For those not au currant with this metric, I will explain. The Eigenfactor, developed by a group out of the University of Washington led by Carl Bergstrom seeks to rank journals not just by impact but by value for money.
First, the influence of a journal is determined by a method that the group describes as more Google than Thompson ISI. Then this influence is multiplied by a measure of how many articles appear in each journal and how much each journal costs.
The result is a ranked list of which journals offer most influential content for the least money, and is one of a new crop of alternate impact factors (see our piece on SCImago Journal & Country Rank database) The fact that Nature is ranked as the top science journal by Eigenfactor in no way influences our interest in the tool…I swear.
Anyway, the site has been up for a while, but some neat new applications, based on Gapminder and made with Google Docs have appeared in the last week or so. Motion charts show how a journal’s Eigenfactor (or influence) change over time. The x and y axis can be assigned different variables; journals are represented by dots that can be clicked to display their trails through time; graphs can be switched between logarithmic and linear.

I met up with Carl last week, and he showed me the new toy and we chatted about his hopes for Eigenfactor. Interestingly, he says that his researches in the field have uncovered a significant amount of “citation inflation”.

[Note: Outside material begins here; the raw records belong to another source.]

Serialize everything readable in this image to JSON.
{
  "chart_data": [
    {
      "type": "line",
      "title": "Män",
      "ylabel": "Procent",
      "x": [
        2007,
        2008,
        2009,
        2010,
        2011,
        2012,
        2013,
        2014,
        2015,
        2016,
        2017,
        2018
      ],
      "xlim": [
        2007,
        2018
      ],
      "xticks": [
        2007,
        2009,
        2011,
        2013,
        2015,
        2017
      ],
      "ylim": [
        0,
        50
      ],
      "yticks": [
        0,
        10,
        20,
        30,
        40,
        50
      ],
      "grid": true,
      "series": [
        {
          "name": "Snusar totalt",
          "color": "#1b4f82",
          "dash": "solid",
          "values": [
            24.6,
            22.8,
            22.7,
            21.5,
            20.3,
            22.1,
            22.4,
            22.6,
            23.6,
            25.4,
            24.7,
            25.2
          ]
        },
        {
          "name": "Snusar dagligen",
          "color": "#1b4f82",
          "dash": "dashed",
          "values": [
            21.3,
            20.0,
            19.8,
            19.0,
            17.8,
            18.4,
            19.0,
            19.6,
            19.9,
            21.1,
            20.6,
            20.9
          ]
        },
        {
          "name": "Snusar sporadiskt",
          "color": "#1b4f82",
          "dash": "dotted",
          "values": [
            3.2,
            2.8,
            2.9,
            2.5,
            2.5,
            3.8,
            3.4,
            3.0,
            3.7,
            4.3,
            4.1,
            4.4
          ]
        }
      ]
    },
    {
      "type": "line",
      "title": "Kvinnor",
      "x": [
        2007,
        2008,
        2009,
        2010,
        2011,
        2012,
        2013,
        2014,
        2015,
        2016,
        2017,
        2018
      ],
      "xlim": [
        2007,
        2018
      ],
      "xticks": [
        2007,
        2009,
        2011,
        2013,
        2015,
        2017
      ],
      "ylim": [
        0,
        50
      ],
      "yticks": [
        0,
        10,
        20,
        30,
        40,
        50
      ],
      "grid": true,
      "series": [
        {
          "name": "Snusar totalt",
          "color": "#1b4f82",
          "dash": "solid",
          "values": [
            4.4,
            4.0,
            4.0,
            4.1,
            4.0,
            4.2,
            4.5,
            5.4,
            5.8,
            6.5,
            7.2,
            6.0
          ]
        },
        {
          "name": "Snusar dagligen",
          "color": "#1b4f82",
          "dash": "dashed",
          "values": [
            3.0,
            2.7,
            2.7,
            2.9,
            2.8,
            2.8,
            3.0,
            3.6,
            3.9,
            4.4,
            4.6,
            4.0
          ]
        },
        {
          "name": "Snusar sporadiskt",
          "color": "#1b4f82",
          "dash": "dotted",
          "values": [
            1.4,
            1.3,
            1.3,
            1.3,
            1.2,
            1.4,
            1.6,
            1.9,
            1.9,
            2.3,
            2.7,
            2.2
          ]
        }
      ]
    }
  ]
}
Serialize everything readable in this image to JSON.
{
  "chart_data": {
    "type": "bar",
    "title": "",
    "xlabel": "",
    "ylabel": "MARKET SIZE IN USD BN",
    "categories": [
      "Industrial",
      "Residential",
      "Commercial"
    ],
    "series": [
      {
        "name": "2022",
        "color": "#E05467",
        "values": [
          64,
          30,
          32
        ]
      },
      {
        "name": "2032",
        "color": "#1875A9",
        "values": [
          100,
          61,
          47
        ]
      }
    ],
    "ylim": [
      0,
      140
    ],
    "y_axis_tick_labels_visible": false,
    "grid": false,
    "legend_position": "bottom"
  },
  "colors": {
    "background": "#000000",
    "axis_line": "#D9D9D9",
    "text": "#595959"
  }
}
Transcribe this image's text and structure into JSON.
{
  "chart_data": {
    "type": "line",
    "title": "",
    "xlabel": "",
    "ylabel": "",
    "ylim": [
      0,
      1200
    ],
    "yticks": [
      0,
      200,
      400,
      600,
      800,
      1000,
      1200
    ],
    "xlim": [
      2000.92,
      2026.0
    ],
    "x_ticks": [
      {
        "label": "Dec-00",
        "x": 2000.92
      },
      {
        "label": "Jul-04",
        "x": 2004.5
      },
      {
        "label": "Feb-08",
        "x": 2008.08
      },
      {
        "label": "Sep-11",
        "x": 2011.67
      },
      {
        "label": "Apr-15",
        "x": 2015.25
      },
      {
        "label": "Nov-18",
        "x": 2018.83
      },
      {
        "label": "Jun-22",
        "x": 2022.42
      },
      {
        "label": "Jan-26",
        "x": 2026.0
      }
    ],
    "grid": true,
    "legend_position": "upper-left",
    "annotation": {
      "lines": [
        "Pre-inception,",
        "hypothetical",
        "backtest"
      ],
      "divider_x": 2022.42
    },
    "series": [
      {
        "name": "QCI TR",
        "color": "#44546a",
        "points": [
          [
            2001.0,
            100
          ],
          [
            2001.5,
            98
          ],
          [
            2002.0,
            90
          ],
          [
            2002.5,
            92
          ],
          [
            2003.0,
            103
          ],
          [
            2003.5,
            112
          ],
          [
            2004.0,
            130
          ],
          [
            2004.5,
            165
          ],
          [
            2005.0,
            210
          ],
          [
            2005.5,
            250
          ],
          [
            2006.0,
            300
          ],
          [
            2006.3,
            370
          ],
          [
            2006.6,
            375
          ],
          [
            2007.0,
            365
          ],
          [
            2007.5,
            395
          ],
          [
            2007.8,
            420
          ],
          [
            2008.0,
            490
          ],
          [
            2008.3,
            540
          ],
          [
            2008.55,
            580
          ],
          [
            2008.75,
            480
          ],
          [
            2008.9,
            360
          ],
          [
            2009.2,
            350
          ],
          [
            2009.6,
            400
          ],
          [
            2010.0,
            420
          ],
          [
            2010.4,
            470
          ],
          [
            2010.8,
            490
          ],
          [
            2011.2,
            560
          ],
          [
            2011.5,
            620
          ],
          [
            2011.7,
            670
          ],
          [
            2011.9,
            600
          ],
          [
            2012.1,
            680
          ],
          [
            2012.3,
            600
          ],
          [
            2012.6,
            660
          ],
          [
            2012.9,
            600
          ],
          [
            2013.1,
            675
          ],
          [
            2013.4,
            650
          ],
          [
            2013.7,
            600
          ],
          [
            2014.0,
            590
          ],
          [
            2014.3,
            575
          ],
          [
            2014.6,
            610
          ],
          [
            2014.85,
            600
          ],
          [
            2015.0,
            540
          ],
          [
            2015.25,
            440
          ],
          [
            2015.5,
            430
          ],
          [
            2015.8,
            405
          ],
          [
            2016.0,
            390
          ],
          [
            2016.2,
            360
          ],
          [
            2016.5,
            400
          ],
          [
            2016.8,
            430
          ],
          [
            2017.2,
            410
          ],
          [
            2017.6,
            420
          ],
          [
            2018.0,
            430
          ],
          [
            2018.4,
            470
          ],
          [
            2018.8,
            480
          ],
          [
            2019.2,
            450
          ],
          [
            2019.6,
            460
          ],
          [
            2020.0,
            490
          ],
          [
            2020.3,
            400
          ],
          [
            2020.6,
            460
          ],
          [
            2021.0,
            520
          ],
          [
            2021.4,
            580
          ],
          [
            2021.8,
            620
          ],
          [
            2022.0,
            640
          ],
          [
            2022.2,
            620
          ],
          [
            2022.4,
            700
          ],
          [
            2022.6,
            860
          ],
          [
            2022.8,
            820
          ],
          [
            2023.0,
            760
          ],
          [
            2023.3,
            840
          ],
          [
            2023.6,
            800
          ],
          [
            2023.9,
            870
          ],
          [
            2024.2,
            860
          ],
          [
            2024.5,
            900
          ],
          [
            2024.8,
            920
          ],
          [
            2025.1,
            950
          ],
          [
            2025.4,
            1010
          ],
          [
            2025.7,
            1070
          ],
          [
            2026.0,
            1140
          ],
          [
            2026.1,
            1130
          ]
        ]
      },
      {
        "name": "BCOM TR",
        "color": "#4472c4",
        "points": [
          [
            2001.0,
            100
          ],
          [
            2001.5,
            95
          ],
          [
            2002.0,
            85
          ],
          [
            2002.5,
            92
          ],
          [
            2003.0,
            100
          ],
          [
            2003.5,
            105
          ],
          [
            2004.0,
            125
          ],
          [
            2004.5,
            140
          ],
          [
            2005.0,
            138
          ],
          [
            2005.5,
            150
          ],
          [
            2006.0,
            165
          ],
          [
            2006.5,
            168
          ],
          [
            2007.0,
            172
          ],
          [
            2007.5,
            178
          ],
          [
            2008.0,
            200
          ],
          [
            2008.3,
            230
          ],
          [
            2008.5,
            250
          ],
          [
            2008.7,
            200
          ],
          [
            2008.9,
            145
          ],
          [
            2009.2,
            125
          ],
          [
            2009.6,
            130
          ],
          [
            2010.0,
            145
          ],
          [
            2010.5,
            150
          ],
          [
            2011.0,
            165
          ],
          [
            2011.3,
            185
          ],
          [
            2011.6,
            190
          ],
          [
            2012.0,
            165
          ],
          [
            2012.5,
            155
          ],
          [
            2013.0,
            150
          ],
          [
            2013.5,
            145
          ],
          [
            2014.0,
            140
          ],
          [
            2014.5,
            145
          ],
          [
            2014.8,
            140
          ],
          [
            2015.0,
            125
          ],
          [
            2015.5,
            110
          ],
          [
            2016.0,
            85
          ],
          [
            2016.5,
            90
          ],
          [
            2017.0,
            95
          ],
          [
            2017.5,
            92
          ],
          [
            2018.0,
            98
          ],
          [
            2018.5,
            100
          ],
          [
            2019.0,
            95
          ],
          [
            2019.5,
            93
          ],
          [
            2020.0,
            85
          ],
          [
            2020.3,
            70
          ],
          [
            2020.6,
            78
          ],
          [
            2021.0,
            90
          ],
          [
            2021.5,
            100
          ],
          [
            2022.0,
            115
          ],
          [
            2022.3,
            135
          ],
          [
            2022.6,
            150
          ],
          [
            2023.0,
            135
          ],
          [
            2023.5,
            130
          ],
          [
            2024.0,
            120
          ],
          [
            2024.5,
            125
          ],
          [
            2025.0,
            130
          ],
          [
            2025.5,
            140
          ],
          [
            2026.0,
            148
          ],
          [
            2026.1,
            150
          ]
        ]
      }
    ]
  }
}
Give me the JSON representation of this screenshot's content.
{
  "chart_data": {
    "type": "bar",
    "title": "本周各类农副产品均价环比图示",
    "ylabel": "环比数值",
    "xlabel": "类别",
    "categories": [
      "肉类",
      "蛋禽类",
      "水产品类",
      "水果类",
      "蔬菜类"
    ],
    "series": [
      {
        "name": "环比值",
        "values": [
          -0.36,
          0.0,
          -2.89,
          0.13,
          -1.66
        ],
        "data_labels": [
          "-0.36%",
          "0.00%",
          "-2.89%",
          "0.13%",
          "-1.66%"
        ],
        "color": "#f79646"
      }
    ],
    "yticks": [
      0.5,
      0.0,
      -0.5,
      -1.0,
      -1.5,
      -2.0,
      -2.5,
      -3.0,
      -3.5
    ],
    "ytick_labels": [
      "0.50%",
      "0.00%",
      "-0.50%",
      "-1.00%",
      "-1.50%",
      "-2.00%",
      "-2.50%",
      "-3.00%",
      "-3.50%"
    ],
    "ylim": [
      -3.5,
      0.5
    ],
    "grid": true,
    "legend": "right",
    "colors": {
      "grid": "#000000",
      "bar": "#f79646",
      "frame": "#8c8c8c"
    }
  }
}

That is, the average paper cites more other papers these days than it would have in the past. Check his paper on this out at arxiv. It’s not yet clear why this is happening. One of Carl’s collaborators suggested that there was just more previous literature to draw upon. Carl reckons it is a change in citation culture. I wonder if authors these days are more timid about asserting things on their own without a citation. It is also possible that they are just trying to demonstrate that they’ve read all the relevant papers. At any rate, citation inflation means that impact factors are slowly increasing over time.